解释:
1、master要求worker启动driver和executor
2、worker启动driver的一个基本的原理,worker会启动一个线程DriverRunner,然后DriverRunner会去负责启动driver进程,然后在之后对driver进程进行管理
3、worker启动executor的一个基本的原理,worker会启动一个线程ExecutorRunner,然后ExecutorRunner会去负责启动executor进程,然后在之后对executor进程进行管理
4、driver首先创建driver的工作目录,封装启动driver的命令,用ProcessBuilder启动Driver
5、executor首先创建executor的工作目录,封装启动executor的命令,用ProcessBuilder启动executor,executor找到对应的driver,去反向注册自己,然后就可以启动executor
schedule方法:
源码位置:org/apache/spark/deploy/master/Master.scala
/**
* 资源调度算法
*/
private def schedule(): Unit = {
// 首先判断master的状态不是alive的话直接返回
// 也就是说,standby master是不会进行application等资源的调度的
if (state != RecoveryState.ALIVE) { return }
// Drivers take strict precedence over executors
// random shuffle的原理是对传入的集合的元素进行随机的打乱
// 这里是对取出workers中所有注册上来上的worker,进行过滤,必须是状态为alive的worker
// 对状态为alive的worker,调用rondom的shuffle方法进行随机的打乱
// 意思就是从ArrayBuffer的最后一个元素开始到第三个元素,对于每个元素,都会取出该范围内的随机数,
// 比如说buf.length为10,然后next会取0到10的一个随机数,然后就会把buf随机的一个位置和该数字进行交换
val shuffledWorkers = Random.shuffle(workers) // Randomization helps balance drivers
// 遍历活着的worker
for (worker <- shuffledWorkers if worker.state == WorkerState.ALIVE) {
// 遍历等待的driver,只有yarn-cluster和standalone的cluster模式提交的时候,才会注册driver,其他方式都是在
// 本地启动driver,而不是来注册driver,更不可能让master来调度driver
for (driver <- waitingDrivers) {
// 判断当前的worker的空闲内存量大于等于driver需要的内存量和判断worker的空闲cpu数大于等于driver需要的cpu数量
if (worker.memoryFree >= driver.desc.mem && worker.coresFree >= driver.desc.cores) {
// 启动driver
launchDriver(worker, driver)
// 将driver从等待的driver的队列中删除
waitingDrivers -= driver
}
}
}
// 在workers上启动和调度executor
startExecutorsOnWorkers()
}
master启动并管理driver进程源码分析:
第一步:调用schedule方法的launchDriver方法
源码位置:org/apache/spark/deploy/master/Master.scala
/**
* 在某一个worker上启动driver
*/
private def launchDriver(worker: WorkerInfo, driver: DriverInfo) {
logInfo("Launching driver " + driver.id + " on worker " + worker.id)

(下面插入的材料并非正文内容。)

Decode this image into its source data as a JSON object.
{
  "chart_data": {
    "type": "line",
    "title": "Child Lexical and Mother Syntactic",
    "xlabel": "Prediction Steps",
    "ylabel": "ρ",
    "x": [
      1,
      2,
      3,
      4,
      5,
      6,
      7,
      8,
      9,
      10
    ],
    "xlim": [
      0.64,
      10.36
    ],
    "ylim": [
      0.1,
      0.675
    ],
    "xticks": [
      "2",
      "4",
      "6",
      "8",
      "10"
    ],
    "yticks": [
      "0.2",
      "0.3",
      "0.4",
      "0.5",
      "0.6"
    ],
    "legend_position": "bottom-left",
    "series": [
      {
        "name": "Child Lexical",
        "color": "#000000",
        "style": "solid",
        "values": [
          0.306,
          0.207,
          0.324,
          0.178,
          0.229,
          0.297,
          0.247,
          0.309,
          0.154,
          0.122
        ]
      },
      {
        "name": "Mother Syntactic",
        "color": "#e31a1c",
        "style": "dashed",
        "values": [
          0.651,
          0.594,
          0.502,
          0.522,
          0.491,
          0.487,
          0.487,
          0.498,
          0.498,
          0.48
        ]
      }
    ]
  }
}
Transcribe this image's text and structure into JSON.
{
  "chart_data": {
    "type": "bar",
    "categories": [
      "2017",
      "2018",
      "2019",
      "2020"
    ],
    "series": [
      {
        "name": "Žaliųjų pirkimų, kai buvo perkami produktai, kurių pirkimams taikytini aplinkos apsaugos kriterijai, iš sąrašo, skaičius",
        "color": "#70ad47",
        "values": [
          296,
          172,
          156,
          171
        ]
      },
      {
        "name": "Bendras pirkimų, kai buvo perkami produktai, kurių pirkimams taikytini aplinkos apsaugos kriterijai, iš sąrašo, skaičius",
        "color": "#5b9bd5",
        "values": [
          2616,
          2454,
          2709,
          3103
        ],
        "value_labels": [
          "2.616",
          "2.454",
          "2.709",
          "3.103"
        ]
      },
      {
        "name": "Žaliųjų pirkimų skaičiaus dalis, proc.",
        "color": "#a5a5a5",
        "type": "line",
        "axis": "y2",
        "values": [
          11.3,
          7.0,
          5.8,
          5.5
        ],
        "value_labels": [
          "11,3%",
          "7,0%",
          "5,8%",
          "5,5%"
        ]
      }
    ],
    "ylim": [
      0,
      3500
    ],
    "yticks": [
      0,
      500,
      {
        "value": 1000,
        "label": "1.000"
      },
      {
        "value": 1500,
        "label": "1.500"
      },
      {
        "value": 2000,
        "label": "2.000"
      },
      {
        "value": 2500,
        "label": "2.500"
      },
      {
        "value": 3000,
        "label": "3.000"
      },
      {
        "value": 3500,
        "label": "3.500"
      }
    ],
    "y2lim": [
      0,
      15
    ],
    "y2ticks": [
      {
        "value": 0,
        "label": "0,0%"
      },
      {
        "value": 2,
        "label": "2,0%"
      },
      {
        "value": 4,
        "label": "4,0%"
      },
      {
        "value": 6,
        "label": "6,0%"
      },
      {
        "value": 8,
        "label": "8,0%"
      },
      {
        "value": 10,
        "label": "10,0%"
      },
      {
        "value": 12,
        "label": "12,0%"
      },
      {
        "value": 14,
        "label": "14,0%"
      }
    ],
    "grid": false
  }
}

// 将driver加入到worker内部的缓冲结构中
// 将worker中使用的内存和cpu的数量,都加上driver需要的内存和cpu的数量
worker.addDriver(driver)
// 将worker加入到driver的内存缓冲结构中
driver.worker = Some(worker)
// 调用worker的actor,给worker发送注册driver的信息
worker.endpoint.send(LaunchDriver(driver.id, driver.desc))
driver.state = DriverState.RUNNING
}
第二步:调用worker的launchDriver方法
源码位置:org/apache/spark/deploy/worker/Worker.scala
// 启动driver
case LaunchDriver(driverId, driverDesc) => {
logInfo(s"Asked to launch driver $driverId")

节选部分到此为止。